Apesar de ter ter admitido a possibilidade de alterar a Constituição para que o Presidente da República passe a nomear o governador do Banco de Portugal, o PS considera que mesmo que venha a constituir Governo no próximo outono, a revisão da Constituição não é uma “prioridade” e que a lei fundamental em vigor “representa um equilíbrio razoável” para Portugal. Já o PSD, apesar de considerar que a Constituição “representa uma dificuldade significativa face aos desafios do país”, não acredita em qualquer entendimento com o PS.
Para aprovar alterações à Constituição é necessária uma maioria de dois terços dos deputados, um entendimento que implica consenso entre os dois maiores partidos, já que um único grupo parlamentar nunca é suficiente para mexer na lei fundamental. E esta necessidade de concertar posições é para o PSD a maior dificuldade para alterar a Constituição na próxima legislatura. Ao Observador, José Matos Correia, vice-presidente do PSD e professor universitário, afirma que a Constituição se tornou um problema devido às considerações aí inscritas sobre a organização económica do Estado e a afirmação de serviços públicos “tendencialmente gratuitos”.

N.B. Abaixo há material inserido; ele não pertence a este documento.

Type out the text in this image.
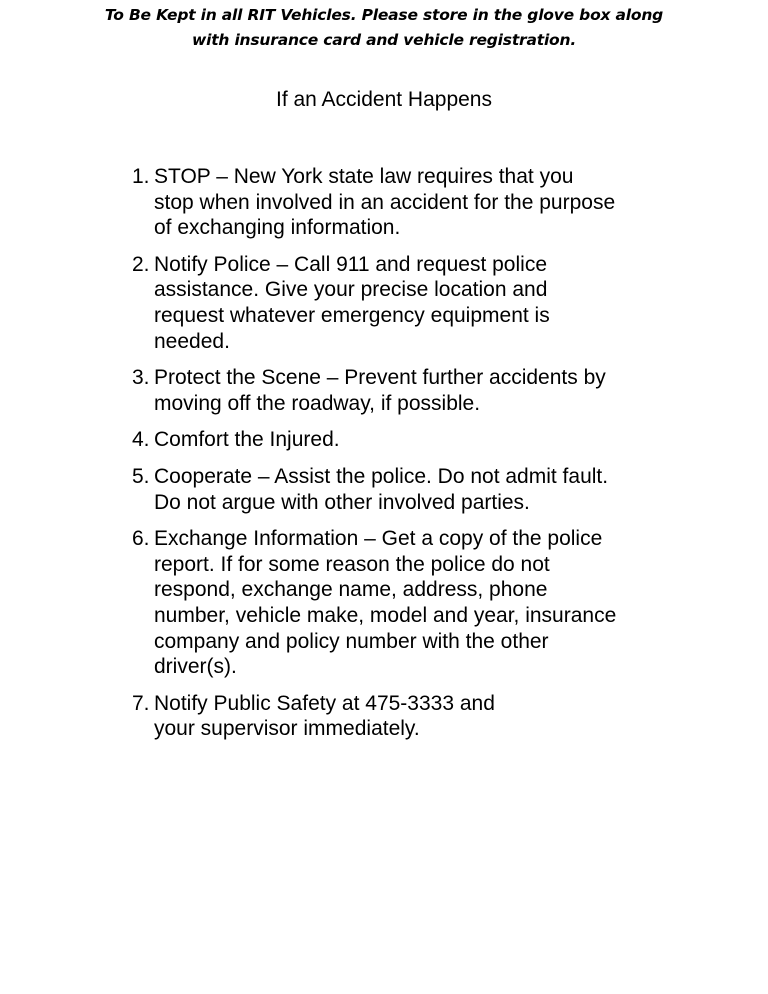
To Be Kept in all RIT Vehicles. Please store in the glove box along
with insurance card and vehicle registration.
If an Accident Happens
1. STOP – New York state law requires that you
stop when involved in an accident for the purpose
of exchanging information.
2. Notify Police – Call 911 and request police
assistance. Give your precise location and
request whatever emergency equipment is
needed.
3. Protect the Scene – Prevent further accidents by
moving off the roadway, if possible.
4. Comfort the Injured.
5. Cooperate – Assist the police. Do not admit fault.
Do not argue with other involved parties.
6. Exchange Information – Get a copy of the police
report. If for some reason the police do not
respond, exchange name, address, phone
number, vehicle make, model and year, insurance
company and policy number with the other
driver(s).
7. Notify Public Safety at 475-3333 and
your supervisor immediately.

“Como é que os serviços públicos podem ser igualmente gratuitos para uma pessoa que ganha 400 euros e para uma pessoa que ganha 400 mil?”, questiona o social-democrata, respondendo que o importante é proteger quem não pode pagar. A alteração desse ponto foi uma das propostas do PSD em 2010, quando a revisão foi terminada subitamente devido à realização de eleições. Agora, Matos Correia considera difícil retomar o diálogo após as legislativas deste ano. “A posição do PS é clara. Não há acordo para alterações à Constituição”, afirma o deputado. Matos Correia diz ainda que “não vale a pena abrir uma revisão constitucional se o resultado vai ser zero”, já que os deputados têm de acordar nas alterações e ter a maioria de dois terços em plenário.

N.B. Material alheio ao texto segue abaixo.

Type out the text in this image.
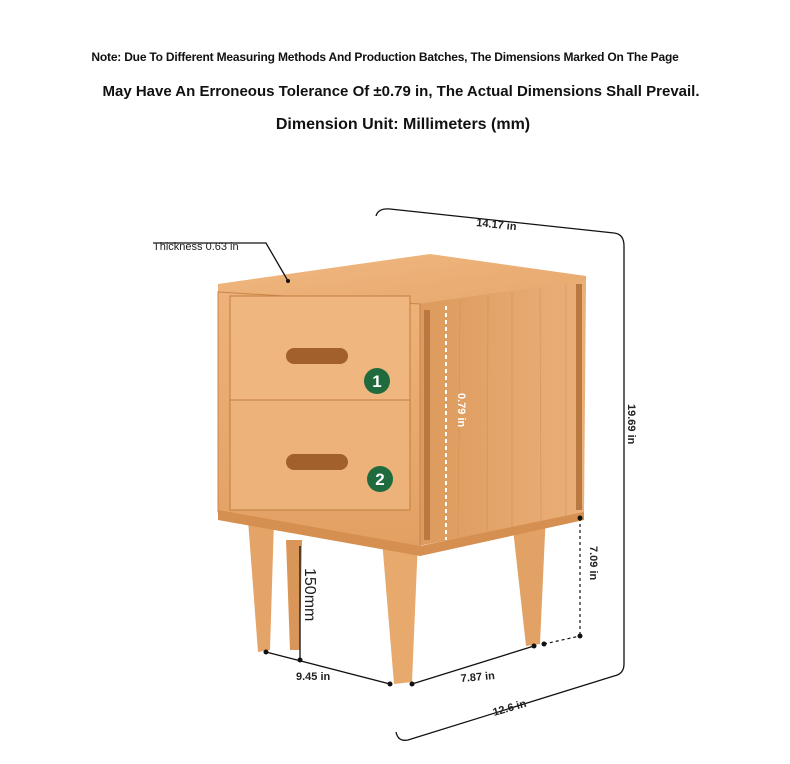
Note: Due To Different Measuring Methods And Production Batches, The Dimensions Marked On The Page
May Have An Erroneous Tolerance Of ±0.79 in, The Actual Dimensions Shall Prevail.
Dimension Unit: Millimeters (mm)
1
2
Thickness 0.63 in
14.17 in
19.69 in
0.79 in
7.09 in
150mm
9.45 in	7.87 in
12.6 in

Já o PS afirma que mudar a Constituição não é uma prioridade. “Não é a Constituição que o CDS e o PSD gostariam, mas tem um texto adequado”, garante o deputado socialista Vitalino Canas ao Observador, dizendo que numa “altura complicada” para o país, a Constituição provou ser um garante, fazendo com o Governo recuasse muitas vezes nos cortes e medidas previstas nos vários Orçamentos do Estado. A existirem, essas alterações têm de ser “cirúrgicas”, embora nem sequer constem num “horizonte próximo” de possível governação de António Costa.
Mudanças que tardam para a direita… e para a esquerda
O CDS, que se opõe ao texto da Constituição desde a sua aprovação em 1976, considera que a próxima legislatura é “um bom momento” para mudanças, caso a maioria continue a dominar o Parlamento. “A Constituição portuguesa deve ser a constituição europeia mais longa e das que está mais desatualizada”, afirmou o deputado e vice-presidente do CDS, Abel Batista, ao Observador, defendendo que a lei fundamental deve permitir que haja “liberdade de escolha em termos políticos”, enquanto o preâmbulo deste documento continua a defender o ” caminho para uma sociedade socialista”. “O momento histórico não é o mesmo, é preciso que haja uma limpeza dessa visão política e da visão geoestratégica patente na Constituição”, argumentou.
O deputado centrista justificou a falta de mexidas nesta legislatura com “a situação complicada do país”, mas afirma que caso a maioria ganhe e haja tranquilidade no país, deve apostar-se numa revisão. “Passada esta fase mais crítica, é um bom momento para se proceder a mudanças. Especialmente quando se tem como exemplo os últimos anos e as dificuldades que esta Constituição colocou ao Governo”, afirmou o dirigente centrista.
Também Paulo Teixeira Pinto, que em 2010 entregou a Pedro Passos Coelho um anteprojeto de revisão constituição, afirma que a Constituição não se pode manter nos atuais termos. “Sou defensor da estabilidade institucional. O problema é que não é por se ficar parado no tempo que o tempo pára”, disse o antigo secretário de Estado da Presidência do Conselho de Ministros ao Observador.
No mesmo sentido, Carlos César, presidente do PS, disse esta semana que como cabeça de lista dos Açores e possível deputado na próxima legislatura, vai defender a posição favorável dos Açores na “revisão constitucional”, que poderá acontecer após as eleições. No entanto, Bacelar de Vasconcelos, membro do Secretariado Nacional do PS, garantiu ao Observador que “ainda não há neste momento qualquer discussão” sobre a revisão constitucional no Rato, assim como nada que aponte “concretamente” para esse objetivo.
Nota: Na versão anterior deste texto, Paulo Teixeira Pinto foi identificado como ministro, quando foi secretário de Estado.